# Stay on The Road



## Deleted member 23212 (Jun 20, 2019)

I just finished an adventure from Southern Oregon to Northern Washington. No paperwork or license in a vehicle that was begging to be pulled over. 600 miles and only 3 cops got behind me. None of em' pulled me over! I took a trip, a break in between coming off of the road to coming off of the road. I've been trying to come off of the road for a _minute, _now, but its proving really difficult to do it in style. To do it in a way that won't leave me fucked up and with less than I started with. In a way that won't leave me bitter and jaded.

If you wanna hear God laugh, just tell him your plans. Oh, how he must be rolling around in a fit of laughter right now.

She fell asleep a few minutes ago and I've been sitting on the foot of her back porch, crying and chain smoking cigarettes and trying to recapture my shit. There's no possible way that _this _one can work out, either. I'm dangerous to her. I haven't known many people for much longer than this one, but I also haven't went so separately of ways from another human being, either. We left the US Air Force during the same month of the same year, but only after saving each others' lives a handful or two of times. We literally liberated each other from Death's embrace. Like it was going out of style. We spent most of our time in each others' company without ever wanting anything more than a sibling. Someone to just fucking be there in the midst of it all.

I love this woman.
I fucking love this woman.

Her best friend approached me earlier tonight. 
They work together, live together, and go through life together. They were intimate for a moment, but for just a moment. She has a thing for older men, he has a thing for playing Captain Save A Ho...They were a match made in heaven. But _she _is who she is, and she ate him up and spat him out. He was strong enough to stand by her side afterwards, and I respect the man for it. He found her, and he never let her go. I _wish _I had a similar claim. And so him and I chatted earlier. Not two hours ago as I write this.

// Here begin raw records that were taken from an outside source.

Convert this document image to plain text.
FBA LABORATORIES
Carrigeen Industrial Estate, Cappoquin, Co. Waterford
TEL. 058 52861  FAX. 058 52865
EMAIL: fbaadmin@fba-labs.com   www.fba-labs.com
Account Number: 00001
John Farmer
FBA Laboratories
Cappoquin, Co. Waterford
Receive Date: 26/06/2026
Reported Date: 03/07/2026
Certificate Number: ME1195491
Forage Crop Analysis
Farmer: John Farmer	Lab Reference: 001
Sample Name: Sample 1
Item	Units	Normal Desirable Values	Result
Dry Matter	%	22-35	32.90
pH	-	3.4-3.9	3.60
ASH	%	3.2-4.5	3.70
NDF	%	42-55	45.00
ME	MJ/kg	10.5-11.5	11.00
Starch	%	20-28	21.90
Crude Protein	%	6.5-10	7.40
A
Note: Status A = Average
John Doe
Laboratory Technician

He began by asking how long I intend on staying. This is entry level bullshit -- He wants me gone or he has concerns. I've been surfing couches and farms for too long now.
I take a giant schwill of wine without breaking eye contact. Partially to consider my thoughts, partially because I've been here before. Partially because we're talking about a rather *special *kind of woman in my life. I'll fucking kill for her.
But I ask him what's on his mind, and he brings up the chaos that I'm introducing into Amelia's life.
I tell him that I've been thinking about the same all afternoon, ever since taking a tour of where my sister is working.

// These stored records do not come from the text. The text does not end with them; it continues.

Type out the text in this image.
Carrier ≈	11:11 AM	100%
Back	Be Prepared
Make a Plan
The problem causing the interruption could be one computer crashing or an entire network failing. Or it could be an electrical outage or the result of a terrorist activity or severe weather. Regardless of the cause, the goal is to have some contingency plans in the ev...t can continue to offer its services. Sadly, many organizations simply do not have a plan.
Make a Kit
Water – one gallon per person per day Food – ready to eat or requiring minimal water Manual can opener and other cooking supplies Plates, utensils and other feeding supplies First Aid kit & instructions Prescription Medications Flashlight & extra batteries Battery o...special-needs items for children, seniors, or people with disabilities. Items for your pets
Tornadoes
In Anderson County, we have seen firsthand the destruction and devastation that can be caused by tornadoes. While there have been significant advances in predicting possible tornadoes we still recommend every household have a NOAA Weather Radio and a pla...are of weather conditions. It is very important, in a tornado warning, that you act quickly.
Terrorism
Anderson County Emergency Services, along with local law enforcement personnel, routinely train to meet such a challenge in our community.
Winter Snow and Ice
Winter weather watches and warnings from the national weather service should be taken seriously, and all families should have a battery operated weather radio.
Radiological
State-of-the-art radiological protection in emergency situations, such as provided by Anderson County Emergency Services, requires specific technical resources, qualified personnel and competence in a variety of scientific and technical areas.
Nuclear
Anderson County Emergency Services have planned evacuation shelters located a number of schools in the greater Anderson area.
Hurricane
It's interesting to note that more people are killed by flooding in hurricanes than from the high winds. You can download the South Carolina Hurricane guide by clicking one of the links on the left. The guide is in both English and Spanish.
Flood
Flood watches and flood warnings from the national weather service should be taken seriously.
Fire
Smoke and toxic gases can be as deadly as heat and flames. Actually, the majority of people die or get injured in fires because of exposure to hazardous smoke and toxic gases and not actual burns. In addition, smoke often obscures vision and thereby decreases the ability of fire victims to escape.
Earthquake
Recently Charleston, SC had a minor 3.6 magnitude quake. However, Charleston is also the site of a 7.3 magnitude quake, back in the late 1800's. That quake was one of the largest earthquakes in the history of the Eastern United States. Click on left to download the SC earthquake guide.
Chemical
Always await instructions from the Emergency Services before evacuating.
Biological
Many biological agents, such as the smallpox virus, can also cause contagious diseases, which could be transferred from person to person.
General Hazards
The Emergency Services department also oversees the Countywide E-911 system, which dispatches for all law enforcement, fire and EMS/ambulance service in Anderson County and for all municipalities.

I remember her during the deepest depths of her depravity. But today I walked through a sparkly clean hangar full of private jets and aircraft. She was telling me all about everything that's happening to em'. She's pointing to multi million dollar aircraft, describing it as "Yeaaaaahhhhh this piece of shit here sprung 53 splunx. You know what a pain in the dick it is to patch up 53 separate oil leaks!?" We approach her tool chest, where she talks about how hell of a deal she got on it. The chest is normally $7.5k, but she got it on sale from a guy who was leaving for $3k. The _chest. _She tells me about how her manager gives everyone in the shop $150 a week for Tool Allowance. I think about how hard I've spanged for those kinds of numbers, and it makes me get to thinking.

I tell him that I'll be leaving in the morning, because I don't want to extend the conversation. I'm wild. I'm feral. I'm not good for her and I accept it.
I love this woman.
He continues the thing by saying "Yeaaahhhh, that'd probably be a good idea. One of my issues with you is how you've brought up magic mushrooms for the last three nights. She...can't do that. Not if she wants to continue onwards to become a federally certified mechanic on helicopters and private jets. I love Amelia, and I respect how you kept her alive that night. I respect you, and so does her whole fucking family. What's the point in having kept her alive if you're just going to throw her to the wolves again?"

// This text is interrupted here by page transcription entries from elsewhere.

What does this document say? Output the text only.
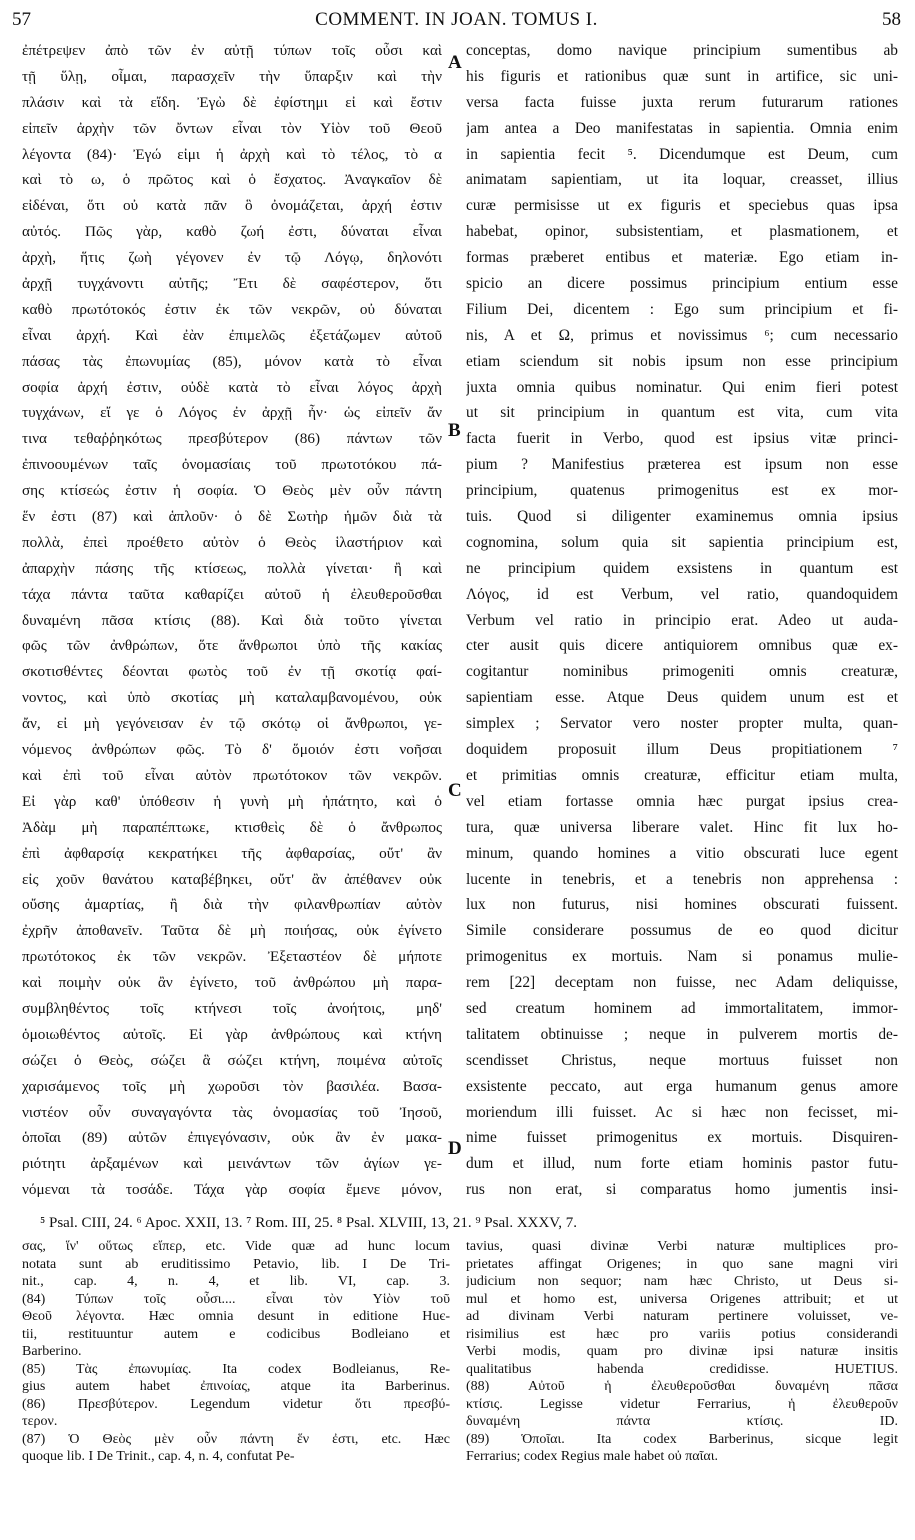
57	COMMENT. IN JOAN. TOMUS I.	58
ἐπέτρεψεν ἀπὸ τῶν ἐν αὐτῇ τύπων τοῖς οὖσι καὶ
τῇ ὕλῃ, οἶμαι, παρασχεῖν τὴν ὕπαρξιν καὶ τὴν
πλάσιν καὶ τὰ εἴδη. Ἐγὼ δὲ ἐφίστημι εἰ καὶ ἔστιν
εἰπεῖν ἀρχὴν τῶν ὄντων εἶναι τὸν Υἱὸν τοῦ Θεοῦ
λέγοντα (84)· Ἐγώ εἰμι ἡ ἀρχὴ καὶ τὸ τέλος, τὸ α
καὶ τὸ ω, ὁ πρῶτος καὶ ὁ ἔσχατος. Ἀναγκαῖον δὲ
εἰδέναι, ὅτι οὐ κατὰ πᾶν ὃ ὀνομάζεται, ἀρχή ἐστιν
αὐτός. Πῶς γὰρ, καθὸ ζωή ἐστι, δύναται εἶναι
ἀρχὴ, ἥτις ζωὴ γέγονεν ἐν τῷ Λόγῳ, δηλονότι
ἀρχῇ τυγχάνοντι αὐτῆς; Ἔτι δὲ σαφέστερον, ὅτι
καθὸ πρωτότοκός ἐστιν ἐκ τῶν νεκρῶν, οὐ δύναται
εἶναι ἀρχή. Καὶ ἐὰν ἐπιμελῶς ἐξετάζωμεν αὐτοῦ
πάσας τὰς ἐπωνυμίας (85), μόνον κατὰ τὸ εἶναι
σοφία ἀρχή ἐστιν, οὐδὲ κατὰ τὸ εἶναι λόγος ἀρχὴ
τυγχάνων, εἴ γε ὁ Λόγος ἐν ἀρχῇ ἦν· ὡς εἰπεῖν ἄν
τινα τεθαῤῥηκότως πρεσβύτερον (86) πάντων τῶν
ἐπινοουμένων ταῖς ὀνομασίαις τοῦ πρωτοτόκου πά-
σης κτίσεώς ἐστιν ἡ σοφία. Ὁ Θεὸς μὲν οὖν πάντη
ἕν ἐστι (87) καὶ ἁπλοῦν· ὁ δὲ Σωτὴρ ἡμῶν διὰ τὰ
πολλὰ, ἐπεὶ προέθετο αὐτὸν ὁ Θεὸς ἱλαστήριον καὶ
ἀπαρχὴν πάσης τῆς κτίσεως, πολλὰ γίνεται· ἢ καὶ
τάχα πάντα ταῦτα καθαρίζει αὐτοῦ ἡ ἐλευθεροῦσθαι
δυναμένη πᾶσα κτίσις (88). Καὶ διὰ τοῦτο γίνεται
φῶς τῶν ἀνθρώπων, ὅτε ἄνθρωποι ὑπὸ τῆς κακίας
σκοτισθέντες δέονται φωτὸς τοῦ ἐν τῇ σκοτίᾳ φαί-
νοντος, καὶ ὑπὸ σκοτίας μὴ καταλαμβανομένου, οὐκ
ἄν, εἰ μὴ γεγόνεισαν ἐν τῷ σκότῳ οἱ ἄνθρωποι, γε-
νόμενος ἀνθρώπων φῶς. Τὸ δ' ὅμοιόν ἐστι νοῆσαι
καὶ ἐπὶ τοῦ εἶναι αὐτὸν πρωτότοκον τῶν νεκρῶν.
Εἰ γὰρ καθ' ὑπόθεσιν ἡ γυνὴ μὴ ἠπάτητο, καὶ ὁ
Ἀδὰμ μὴ παραπέπτωκε, κτισθεὶς δὲ ὁ ἄνθρωπος
ἐπὶ ἀφθαρσίᾳ κεκρατήκει τῆς ἀφθαρσίας, οὔτ' ἂν
εἰς χοῦν θανάτου καταβέβηκει, οὔτ' ἂν ἀπέθανεν οὐκ
οὔσης ἁμαρτίας, ἢ διὰ τὴν φιλανθρωπίαν αὐτὸν
ἐχρῆν ἀποθανεῖν. Ταῦτα δὲ μὴ ποιήσας, οὐκ ἐγίνετο
πρωτότοκος ἐκ τῶν νεκρῶν. Ἐξεταστέον δὲ μήποτε
καὶ ποιμὴν οὐκ ἂν ἐγίνετο, τοῦ ἀνθρώπου μὴ παρα-
συμβληθέντος τοῖς κτήνεσι τοῖς ἀνοήτοις, μηδ'
ὁμοιωθέντος αὐτοῖς. Εἰ γὰρ ἀνθρώπους καὶ κτήνη
σώζει ὁ Θεὸς, σώζει ἃ σώζει κτήνη, ποιμένα αὐτοῖς
χαρισάμενος τοῖς μὴ χωροῦσι τὸν βασιλέα. Βασα-
νιστέον οὖν συναγαγόντα τὰς ὀνομασίας τοῦ Ἰησοῦ,
ὁποῖαι (89) αὐτῶν ἐπιγεγόνασιν, οὐκ ἂν ἐν μακα-
ριότητι ἀρξαμένων καὶ μεινάντων τῶν ἁγίων γε-
νόμεναι τὰ τοσάδε. Τάχα γὰρ σοφία ἔμενε μόνον,
conceptas, domo navique principium sumentibus ab
his figuris et rationibus quæ sunt in artifice, sic uni-
versa facta fuisse juxta rerum futurarum rationes
jam antea a Deo manifestatas in sapientia. Omnia enim
in sapientia fecit ⁵. Dicendumque est Deum, cum
animatam sapientiam, ut ita loquar, creasset, illius
curæ permisisse ut ex figuris et speciebus quas ipsa
habebat, opinor, subsistentiam, et plasmationem, et
formas præberet entibus et materiæ. Ego etiam in-
spicio an dicere possimus principium entium esse
Filium Dei, dicentem : Ego sum principium et fi-
nis, A et Ω, primus et novissimus ⁶; cum necessario
etiam sciendum sit nobis ipsum non esse principium
juxta omnia quibus nominatur. Qui enim fieri potest
ut sit principium in quantum est vita, cum vita
facta fuerit in Verbo, quod est ipsius vitæ princi-
pium ? Manifestius præterea est ipsum non esse
principium, quatenus primogenitus est ex mor-
tuis. Quod si diligenter examinemus omnia ipsius
cognomina, solum quia sit sapientia principium est,
ne principium quidem exsistens in quantum est
Λόγος, id est Verbum, vel ratio, quandoquidem
Verbum vel ratio in principio erat. Adeo ut auda-
cter ausit quis dicere antiquiorem omnibus quæ ex-
cogitantur nominibus primogeniti omnis creaturæ,
sapientiam esse. Atque Deus quidem unum est et
simplex ; Servator vero noster propter multa, quan-
doquidem proposuit illum Deus propitiationem ⁷
et primitias omnis creaturæ, efficitur etiam multa,
vel etiam fortasse omnia hæc purgat ipsius crea-
tura, quæ universa liberare valet. Hinc fit lux ho-
minum, quando homines a vitio obscurati luce egent
lucente in tenebris, et a tenebris non apprehensa :
lux non futurus, nisi homines obscurati fuissent.
Simile considerare possumus de eo quod dicitur
primogenitus ex mortuis. Nam si ponamus mulie-
rem [22] deceptam non fuisse, nec Adam deliquisse,
sed creatum hominem ad immortalitatem, immor-
talitatem obtinuisse ; neque in pulverem mortis de-
scendisset Christus, neque mortuus fuisset non
exsistente peccato, aut erga humanum genus amore
moriendum illi fuisset. Ac si hæc non fecisset, mi-
nime fuisset primogenitus ex mortuis. Disquiren-
dum et illud, num forte etiam hominis pastor futu-
rus non erat, si comparatus homo jumentis insi-
A
B
C
D
⁵ Psal. CIII, 24. ⁶ Apoc. XXII, 13. ⁷ Rom. III, 25. ⁸ Psal. XLVIII, 13, 21. ⁹ Psal. XXXV, 7.
σας, ἵν' οὕτως εἴπερ, etc. Vide quæ ad hunc locum
notata sunt ab eruditissimo Petavio, lib. I De Tri-
nit., cap. 4, n. 4, et lib. VI, cap. 3.
(84) Τύπων τοῖς οὖσι.... εἶναι τὸν Υἱὸν τοῦ
Θεοῦ λέγοντα. Hæc omnia desunt in editione Huє-
tii, restituuntur autem e codicibus Bodleiano et
Barberino.
(85) Τὰς ἐπωνυμίας. Ita codex Bodleianus, Re-
gius autem habet ἐπινοίας, atque ita Barberinus.
(86) Πρεσβύτερον. Legendum videtur ὅτι πρεσβύ-
τερον.
(87) Ὁ Θεὸς μὲν οὖν πάντη ἕν ἐστι, etc. Hæc
quoque lib. I De Trinit., cap. 4, n. 4, confutat Pe-
tavius, quasi divinæ Verbi naturæ multiplices pro-
prietates affingat Origenes; in quo sane magni viri
judicium non sequor; nam hæc Christo, ut Deus si-
mul et homo est, universa Origenes attribuit; et ut
ad divinam Verbi naturam pertinere voluisset, ve-
risimilius est hæc pro variis potius considerandi
Verbi modis, quam pro divinæ ipsi naturæ insitis
qualitatibus habenda credidisse. HUETIUS.
(88) Αὐτοῦ ἡ ἐλευθεροῦσθαι δυναμένη πᾶσα
κτίσις. Legisse videtur Ferrarius, ἡ ἐλευθεροῦν
δυναμένη πάντα κτίσις. ID.
(89) Ὁποῖαι. Ita codex Barberinus, sicque legit
Ferrarius; codex Regius male habet οὐ παῖαι.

I know what he means. I kept Amelia alive that night, but I sent her straight to hell in a straight jacket. It was the Air Force, there were protocol, and she was suicidal.

I look at the cherry red BMW that retails at over $85k, and I feel ashamed about how I put that vehicle in jeopardy over the last few days, zipping around town without a license just begging for it to get impounded after all of my sister's hard work. He and I were sitting in the garage, smoking cigarettes and talking about things. Sure...I was there once upon a time. He's here right here right now.

I thought about how she is *STILL* unhappy and struggling in a lot of ways. Suicide being one of em'. I was rationalizing hippy-napping her. Stealing her away to the road and encouraging her not to look back. I thought about how nice it would be to finally have a chance with her...And she suddenly pops up next to me, letting go of a loud belch while lighting one of her fancy cigarettes. 

We hold each other and share a moment, and I manage to keep my shit together for the conversation. I'm multiple bottles of everything into the night, feeling every which way but right. Trying to hold it together. We shoot the small shit even though I want to dive deep into her soul. She goes to bed and I break down crying on her back porch. I don't want to wake her up, she's waking up at 3:30am to face an extraordinarily early day at work. 

Her best friend hangs out in the doorway for a moment, hopefully appreciating how fucked up he just left a man. 
And I get my shit together long enough to compose this.

Because I don't want to forget this ever.
I'm likely to forget everything.
I don't want to forget this.
I want to get back on the road, where its easy to let things slide by.


----------



## Deleted member 23824 (Jun 20, 2019)

The potato chips are in Aisle 6.


----------



## Deleted member 23212 (Jun 20, 2019)

You're going to need all of aisle six for this one.
Probably all of aisle 7, too.


----------